Patrick “Paddy” Dignam was one of Mr. Bloom’s friends, who had died recently. The circumstances of his death are very similar to Elpenor’s, from The Odyssey (which, again, this novel takes much inspiration from), the youngest of the crew, who gets drunk and decides to sleep on the roof of Circe’s palace, and falls off a ladder to his death the next morning. This death is similar to that of Tim Finnegan, from the traditional Irish ballad, who will be the inspiration for Joyce’s later novel Finnegans Wake.

While heading to the funeral, Mr. Bloom will meet Mr. Simon Dedalus, who was the father of Stephen, the man the first three chapters of this book were about. While Mr. Bloom is at the funeral, Molly is going to have sex with ‘Blazes’ Boylan.

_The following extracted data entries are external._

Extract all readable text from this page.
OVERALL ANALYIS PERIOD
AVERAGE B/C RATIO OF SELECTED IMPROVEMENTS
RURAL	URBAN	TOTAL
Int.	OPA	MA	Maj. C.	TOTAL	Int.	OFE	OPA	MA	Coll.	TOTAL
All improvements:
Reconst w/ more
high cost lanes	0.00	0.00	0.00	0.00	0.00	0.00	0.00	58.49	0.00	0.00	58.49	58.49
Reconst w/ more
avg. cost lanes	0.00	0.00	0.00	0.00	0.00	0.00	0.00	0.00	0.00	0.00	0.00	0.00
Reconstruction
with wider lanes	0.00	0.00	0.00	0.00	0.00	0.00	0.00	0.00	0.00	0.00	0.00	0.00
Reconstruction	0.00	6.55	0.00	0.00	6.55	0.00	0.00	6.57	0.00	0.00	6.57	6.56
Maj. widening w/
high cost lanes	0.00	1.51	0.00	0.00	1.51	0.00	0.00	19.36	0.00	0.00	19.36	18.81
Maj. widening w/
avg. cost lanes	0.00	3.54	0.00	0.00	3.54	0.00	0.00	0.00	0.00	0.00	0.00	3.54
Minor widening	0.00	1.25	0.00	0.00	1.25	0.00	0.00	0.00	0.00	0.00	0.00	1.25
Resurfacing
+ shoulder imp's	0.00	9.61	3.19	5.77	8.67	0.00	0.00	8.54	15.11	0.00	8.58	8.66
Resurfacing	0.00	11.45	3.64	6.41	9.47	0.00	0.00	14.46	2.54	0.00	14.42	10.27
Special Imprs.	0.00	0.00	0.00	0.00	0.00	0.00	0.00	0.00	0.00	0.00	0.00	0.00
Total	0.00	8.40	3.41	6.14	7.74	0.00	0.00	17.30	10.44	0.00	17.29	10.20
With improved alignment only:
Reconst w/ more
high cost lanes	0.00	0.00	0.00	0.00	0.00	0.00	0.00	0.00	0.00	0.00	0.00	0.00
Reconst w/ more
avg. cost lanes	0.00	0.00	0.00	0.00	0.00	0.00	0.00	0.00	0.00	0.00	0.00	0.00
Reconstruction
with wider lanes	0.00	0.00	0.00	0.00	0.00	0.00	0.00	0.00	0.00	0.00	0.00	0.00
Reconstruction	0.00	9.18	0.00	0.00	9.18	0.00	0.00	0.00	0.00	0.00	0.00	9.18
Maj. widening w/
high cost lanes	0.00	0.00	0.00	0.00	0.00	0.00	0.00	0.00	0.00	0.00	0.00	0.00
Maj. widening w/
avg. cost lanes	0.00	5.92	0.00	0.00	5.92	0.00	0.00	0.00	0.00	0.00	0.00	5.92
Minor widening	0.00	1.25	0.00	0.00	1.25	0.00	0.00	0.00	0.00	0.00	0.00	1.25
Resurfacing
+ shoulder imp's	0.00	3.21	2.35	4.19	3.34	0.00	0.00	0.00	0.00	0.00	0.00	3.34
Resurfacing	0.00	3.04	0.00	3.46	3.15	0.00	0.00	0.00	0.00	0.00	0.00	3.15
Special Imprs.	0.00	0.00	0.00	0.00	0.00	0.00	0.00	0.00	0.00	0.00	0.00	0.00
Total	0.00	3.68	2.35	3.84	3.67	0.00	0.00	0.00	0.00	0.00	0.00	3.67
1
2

We will learn later that Molly thinks her menstrual cycle is connected with her increased sexual appetites, and thus her decision to cheat on Mr. Bloom regularly with Boylan. She wanted Mr. Bloom to leave the house for most of the day, and he will do so, which will cause most of the action in the story. Mr. Bloom knew about Molly’s affair, and didn’t like it, but didn’t feel strong enough to do anything about it. Molly and Mr. Bloom were having marital problems. Some of these were because of their son, Rudy, died shortly after birth, eleven years ago. Mr. Bloom regularly wonders how life would be different had Rudy survived, and this is what prompts him to be so protective of Stephen when he finally encounters him later on in the story.

“Yes,” said Mr. Bloom. “I think the funeral is at 11 o’clock.”

“I had a question about the book I was reading,” said Molly, changing the subject again. “Do you know what ‘metempsychosis’ means? I came upon it in the book which is over there, underneath that pile of clothing, and didn’t understand it.” Mr. Bloom found the book, and she used her hairpin to point at the word.

“It’s a Greek word meaning ‘transmigration of souls’,” Mr Bloom explained.

“That’s confusing,” Molly said. “Why not say it plainly? Anyways, this book wasn’t very good. There were no sexy parts at all.”

“I’ll buy you a different book while I’m out.”

“Thank you. I’d like one by Paul de Kock. His name is a sex joke.”

“Metempsychosis means,” said Mr. Bloom, returning to the previous topic, “that we go on living in a different body after we die. Our soul moves into a new body. That’s what the ancient Greeks believed.”

“What’s that burning smell?” said Molly. She wasn’t interested in what Mr. Bloom had to say.

“Oh no! My kidney!” said Mr. Bloom. The kidney he had put on the stove earlier was burning. Mr. Bloom rushed into the kitchen and turned the stove off. It turned out his kidney wasn’t too badly burned, and he could still eat it. He did so while reading his letter. It was from Milly, Molly and his daughter. Mr. Bloom is happy to hear this she is doing well. She is studying photography, and doesn’t live with them.

Mr. Bloom ate his kidney, and drank a cup of tea. He then went to use the toilet. They had an outhouse. While using the toilet, he read the newspaper. He wondered what it would be like if he and Molly were in the newspaper. He then remembered to check what time the funeral started. Back in 1904, people didn’t have toilet paper, so Mr. Bloom had to use a torn sheet from the newspaper. He wiped himself and stood up.